Mécanique d’emprise versus aspiration à la lumière
Le personnage d’Alice, vit sous l’emprise de son compagnon dans un aveuglement qui la laisse isolée du monde. Elle débute sa mission au bureau de la cause des Saints et participe à la procédure pour instruire les candidatures à la canonisation. Tiffany Tavernier relate : « Alice, au départ, elle y croit effectivement à ce miracle de sauver l’autre ; je l’oppose à la sainteté puisque c’est la même carte absolue d’amour, mais qui va bifurquer à un endroit où Alice, elle, se plante. »
L’autrice décrit ce personnage d’Alice divisée en elle-même ainsi que le pouvoir que l’emprise fait perdre au corps.
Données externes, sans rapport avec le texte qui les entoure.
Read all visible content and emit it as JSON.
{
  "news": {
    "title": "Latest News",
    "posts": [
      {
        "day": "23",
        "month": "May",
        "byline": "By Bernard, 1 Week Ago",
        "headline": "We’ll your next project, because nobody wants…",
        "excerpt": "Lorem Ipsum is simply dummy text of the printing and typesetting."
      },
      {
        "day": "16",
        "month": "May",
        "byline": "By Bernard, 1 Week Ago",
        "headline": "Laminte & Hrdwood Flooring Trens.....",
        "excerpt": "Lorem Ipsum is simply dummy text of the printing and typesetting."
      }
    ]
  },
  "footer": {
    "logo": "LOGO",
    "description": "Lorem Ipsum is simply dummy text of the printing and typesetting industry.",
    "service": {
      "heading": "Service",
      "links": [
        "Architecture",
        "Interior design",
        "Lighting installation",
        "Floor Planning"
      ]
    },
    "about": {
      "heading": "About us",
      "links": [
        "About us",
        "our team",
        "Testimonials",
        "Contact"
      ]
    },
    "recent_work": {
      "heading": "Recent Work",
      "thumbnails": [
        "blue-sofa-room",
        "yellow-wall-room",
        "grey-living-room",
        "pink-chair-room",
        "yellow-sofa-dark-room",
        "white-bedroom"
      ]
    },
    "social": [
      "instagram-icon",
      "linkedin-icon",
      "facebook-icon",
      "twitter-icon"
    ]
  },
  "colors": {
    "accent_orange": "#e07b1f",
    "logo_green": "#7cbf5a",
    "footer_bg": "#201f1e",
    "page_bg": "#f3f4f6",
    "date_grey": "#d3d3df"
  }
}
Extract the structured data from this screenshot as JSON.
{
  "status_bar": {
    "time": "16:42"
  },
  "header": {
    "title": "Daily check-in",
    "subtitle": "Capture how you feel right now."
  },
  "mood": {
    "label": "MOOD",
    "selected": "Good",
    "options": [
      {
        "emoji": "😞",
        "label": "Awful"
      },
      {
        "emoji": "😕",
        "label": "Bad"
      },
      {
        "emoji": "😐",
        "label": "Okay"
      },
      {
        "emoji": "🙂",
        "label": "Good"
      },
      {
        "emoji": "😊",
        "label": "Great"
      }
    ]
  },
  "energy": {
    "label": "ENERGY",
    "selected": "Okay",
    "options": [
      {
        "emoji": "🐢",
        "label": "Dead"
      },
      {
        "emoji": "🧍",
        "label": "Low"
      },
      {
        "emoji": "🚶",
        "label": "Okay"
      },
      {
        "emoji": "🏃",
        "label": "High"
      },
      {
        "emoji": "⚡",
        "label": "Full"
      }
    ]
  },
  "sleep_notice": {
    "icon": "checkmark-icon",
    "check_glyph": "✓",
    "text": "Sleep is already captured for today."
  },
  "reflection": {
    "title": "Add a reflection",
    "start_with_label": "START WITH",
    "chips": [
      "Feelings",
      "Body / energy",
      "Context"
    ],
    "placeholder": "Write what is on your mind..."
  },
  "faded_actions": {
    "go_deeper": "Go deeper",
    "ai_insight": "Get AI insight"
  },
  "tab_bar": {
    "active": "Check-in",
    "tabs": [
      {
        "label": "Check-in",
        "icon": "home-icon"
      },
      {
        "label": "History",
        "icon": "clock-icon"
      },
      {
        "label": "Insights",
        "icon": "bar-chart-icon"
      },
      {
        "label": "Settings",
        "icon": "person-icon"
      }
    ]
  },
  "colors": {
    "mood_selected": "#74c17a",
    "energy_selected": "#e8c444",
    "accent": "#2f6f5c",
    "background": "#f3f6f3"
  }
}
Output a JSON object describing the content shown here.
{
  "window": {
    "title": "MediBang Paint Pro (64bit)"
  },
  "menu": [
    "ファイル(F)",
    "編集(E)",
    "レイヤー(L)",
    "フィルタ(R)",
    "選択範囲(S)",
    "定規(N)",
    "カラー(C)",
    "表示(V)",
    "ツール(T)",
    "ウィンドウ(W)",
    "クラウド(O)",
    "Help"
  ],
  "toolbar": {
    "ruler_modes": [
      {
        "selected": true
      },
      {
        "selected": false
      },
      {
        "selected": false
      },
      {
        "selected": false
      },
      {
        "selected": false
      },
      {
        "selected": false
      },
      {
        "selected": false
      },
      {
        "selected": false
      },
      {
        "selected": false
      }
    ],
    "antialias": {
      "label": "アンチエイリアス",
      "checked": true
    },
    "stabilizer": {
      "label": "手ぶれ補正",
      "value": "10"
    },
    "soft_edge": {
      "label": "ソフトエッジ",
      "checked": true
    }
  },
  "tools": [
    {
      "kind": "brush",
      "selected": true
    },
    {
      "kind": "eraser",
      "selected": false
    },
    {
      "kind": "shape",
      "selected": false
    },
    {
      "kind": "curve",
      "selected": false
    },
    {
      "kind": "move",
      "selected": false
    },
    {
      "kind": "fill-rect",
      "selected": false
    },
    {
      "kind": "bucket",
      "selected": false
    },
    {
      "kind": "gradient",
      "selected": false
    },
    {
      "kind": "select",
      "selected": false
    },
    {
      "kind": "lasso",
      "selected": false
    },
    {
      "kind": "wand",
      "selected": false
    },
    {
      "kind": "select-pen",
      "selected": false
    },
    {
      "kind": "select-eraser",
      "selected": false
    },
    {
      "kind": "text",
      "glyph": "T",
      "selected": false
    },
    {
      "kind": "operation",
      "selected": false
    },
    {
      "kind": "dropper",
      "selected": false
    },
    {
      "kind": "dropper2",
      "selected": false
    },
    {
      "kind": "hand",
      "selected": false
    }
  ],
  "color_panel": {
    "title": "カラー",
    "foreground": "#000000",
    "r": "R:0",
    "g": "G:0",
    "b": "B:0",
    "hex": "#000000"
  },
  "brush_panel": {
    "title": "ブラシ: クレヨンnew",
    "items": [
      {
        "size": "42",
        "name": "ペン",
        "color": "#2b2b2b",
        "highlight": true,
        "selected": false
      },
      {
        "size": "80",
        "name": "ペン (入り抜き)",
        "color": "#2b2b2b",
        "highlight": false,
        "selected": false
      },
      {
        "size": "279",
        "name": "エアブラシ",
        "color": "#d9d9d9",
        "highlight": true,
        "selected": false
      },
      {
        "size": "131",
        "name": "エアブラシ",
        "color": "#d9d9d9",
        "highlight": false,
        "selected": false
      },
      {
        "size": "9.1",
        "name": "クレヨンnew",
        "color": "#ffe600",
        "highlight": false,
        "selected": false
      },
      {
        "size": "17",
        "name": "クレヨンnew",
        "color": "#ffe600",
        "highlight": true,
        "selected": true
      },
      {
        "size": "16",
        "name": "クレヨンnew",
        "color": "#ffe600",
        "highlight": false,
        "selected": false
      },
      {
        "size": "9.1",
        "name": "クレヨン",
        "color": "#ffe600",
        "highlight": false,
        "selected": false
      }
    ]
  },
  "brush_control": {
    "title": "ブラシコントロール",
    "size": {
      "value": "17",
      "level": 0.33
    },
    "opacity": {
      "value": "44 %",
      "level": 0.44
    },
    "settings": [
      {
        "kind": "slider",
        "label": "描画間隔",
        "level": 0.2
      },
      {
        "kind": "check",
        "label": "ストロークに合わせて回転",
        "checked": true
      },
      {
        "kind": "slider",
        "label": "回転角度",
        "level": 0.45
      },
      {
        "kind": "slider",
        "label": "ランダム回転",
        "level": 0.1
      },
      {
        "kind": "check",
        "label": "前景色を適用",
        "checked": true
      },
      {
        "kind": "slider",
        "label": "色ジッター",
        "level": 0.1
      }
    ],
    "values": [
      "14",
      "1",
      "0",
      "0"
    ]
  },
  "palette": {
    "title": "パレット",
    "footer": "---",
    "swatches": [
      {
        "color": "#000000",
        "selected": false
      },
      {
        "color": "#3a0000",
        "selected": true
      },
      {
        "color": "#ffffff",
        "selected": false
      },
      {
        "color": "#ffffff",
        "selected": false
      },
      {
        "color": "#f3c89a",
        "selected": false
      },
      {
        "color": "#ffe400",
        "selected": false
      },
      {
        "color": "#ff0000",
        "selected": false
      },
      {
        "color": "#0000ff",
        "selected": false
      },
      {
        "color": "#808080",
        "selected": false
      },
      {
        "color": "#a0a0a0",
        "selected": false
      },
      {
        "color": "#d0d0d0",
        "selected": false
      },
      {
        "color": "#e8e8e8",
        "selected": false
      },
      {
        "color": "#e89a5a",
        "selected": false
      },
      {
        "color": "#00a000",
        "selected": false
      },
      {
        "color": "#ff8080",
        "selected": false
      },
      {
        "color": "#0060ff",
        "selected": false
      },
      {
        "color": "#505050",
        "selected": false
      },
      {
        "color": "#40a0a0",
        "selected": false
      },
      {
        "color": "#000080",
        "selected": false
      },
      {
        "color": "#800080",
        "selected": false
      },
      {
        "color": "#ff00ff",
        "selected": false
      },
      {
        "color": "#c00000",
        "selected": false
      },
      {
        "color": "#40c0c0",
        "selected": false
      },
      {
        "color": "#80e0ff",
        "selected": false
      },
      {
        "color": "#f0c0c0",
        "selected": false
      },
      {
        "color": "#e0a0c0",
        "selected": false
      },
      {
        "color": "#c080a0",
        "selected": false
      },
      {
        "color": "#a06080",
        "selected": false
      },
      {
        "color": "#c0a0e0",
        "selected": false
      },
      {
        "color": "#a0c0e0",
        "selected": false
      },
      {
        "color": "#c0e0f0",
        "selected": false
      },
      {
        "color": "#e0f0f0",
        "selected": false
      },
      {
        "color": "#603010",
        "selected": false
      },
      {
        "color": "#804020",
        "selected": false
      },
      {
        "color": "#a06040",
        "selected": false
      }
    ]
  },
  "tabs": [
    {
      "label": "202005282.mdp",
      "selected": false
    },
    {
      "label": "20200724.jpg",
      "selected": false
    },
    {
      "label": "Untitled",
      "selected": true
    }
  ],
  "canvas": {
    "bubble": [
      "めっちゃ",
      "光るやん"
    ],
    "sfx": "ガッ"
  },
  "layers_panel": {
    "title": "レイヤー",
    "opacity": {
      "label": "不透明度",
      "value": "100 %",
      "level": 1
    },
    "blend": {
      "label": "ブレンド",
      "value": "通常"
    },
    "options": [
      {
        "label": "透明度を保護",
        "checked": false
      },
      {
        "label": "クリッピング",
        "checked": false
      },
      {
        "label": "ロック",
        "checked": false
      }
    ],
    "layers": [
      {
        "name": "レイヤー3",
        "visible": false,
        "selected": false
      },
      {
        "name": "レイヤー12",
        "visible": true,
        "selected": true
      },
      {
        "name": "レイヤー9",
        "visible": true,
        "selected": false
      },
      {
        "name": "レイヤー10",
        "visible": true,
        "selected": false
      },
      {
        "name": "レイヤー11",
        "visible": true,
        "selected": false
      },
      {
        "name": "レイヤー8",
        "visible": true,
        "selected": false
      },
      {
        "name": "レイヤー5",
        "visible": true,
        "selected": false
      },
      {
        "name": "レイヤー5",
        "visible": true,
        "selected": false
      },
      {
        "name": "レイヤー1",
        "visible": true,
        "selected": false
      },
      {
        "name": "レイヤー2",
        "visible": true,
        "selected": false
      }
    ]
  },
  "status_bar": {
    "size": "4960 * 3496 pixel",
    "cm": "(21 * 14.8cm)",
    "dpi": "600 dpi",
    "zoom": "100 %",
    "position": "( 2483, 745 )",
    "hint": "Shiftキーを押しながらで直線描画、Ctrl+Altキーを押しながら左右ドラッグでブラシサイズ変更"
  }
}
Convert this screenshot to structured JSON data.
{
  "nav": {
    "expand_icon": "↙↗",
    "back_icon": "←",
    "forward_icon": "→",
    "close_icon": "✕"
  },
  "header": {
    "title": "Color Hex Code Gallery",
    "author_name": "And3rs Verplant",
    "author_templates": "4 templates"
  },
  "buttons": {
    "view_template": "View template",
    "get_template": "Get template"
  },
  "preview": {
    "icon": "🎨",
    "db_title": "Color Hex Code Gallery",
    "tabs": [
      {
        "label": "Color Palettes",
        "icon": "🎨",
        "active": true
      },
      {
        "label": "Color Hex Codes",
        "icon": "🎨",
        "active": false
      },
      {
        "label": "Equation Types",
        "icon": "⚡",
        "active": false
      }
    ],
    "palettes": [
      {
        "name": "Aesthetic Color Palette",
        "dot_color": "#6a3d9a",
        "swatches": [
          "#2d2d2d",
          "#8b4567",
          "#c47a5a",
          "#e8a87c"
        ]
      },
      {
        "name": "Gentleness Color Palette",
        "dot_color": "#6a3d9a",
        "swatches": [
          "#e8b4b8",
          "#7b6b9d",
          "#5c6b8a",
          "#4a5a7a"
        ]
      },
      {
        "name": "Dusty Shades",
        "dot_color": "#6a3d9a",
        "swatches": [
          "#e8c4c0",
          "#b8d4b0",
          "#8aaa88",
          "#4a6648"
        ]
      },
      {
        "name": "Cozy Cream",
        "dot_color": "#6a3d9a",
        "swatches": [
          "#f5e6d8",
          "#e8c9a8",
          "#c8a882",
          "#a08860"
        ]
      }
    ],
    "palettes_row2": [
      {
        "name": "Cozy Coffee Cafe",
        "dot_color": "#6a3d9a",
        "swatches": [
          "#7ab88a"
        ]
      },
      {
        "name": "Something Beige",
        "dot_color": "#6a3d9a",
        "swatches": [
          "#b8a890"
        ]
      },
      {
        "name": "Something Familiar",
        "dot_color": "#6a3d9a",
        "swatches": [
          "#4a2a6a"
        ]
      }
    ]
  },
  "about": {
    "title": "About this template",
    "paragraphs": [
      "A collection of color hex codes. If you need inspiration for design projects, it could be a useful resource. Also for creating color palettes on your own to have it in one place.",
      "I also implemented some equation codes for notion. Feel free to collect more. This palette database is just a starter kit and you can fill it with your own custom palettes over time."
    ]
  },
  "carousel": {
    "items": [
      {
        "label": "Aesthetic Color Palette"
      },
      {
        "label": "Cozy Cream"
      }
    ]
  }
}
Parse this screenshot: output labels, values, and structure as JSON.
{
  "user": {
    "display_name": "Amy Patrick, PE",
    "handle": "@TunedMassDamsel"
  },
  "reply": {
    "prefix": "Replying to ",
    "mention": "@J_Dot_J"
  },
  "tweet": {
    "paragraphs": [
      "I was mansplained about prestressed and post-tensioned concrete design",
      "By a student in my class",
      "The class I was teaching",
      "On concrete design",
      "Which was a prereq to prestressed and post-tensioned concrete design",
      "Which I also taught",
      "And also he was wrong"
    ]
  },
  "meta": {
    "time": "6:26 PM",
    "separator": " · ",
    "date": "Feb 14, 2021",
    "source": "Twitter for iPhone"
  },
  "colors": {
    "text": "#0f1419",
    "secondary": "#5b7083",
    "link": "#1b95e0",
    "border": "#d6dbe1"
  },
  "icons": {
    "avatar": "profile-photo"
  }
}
Tiffany Tavernier prolonge cette interrogation sur le rapport à la Lumière : « je voulais dans l’écriture voir comment la lumière travaille un personnage, même au bout du rouleau. »
Et dans ce bureau où travaille Alice, derrière ces dossiers, ce sont des figures d’hommes et de femmes hors du commun, dont les parcours de vie sont en cours d’instruction pour être éventuellement déclarés Vénérable, Bienheureux ou Saint ; Tiffany Tavernier poursuit son exploration : « ce sont des amoureux fous qui ont une sorte de révélation à l’endroit de la Lumière ; ils dérangent l’Eglise, mais vont s’imposer par le peuple.»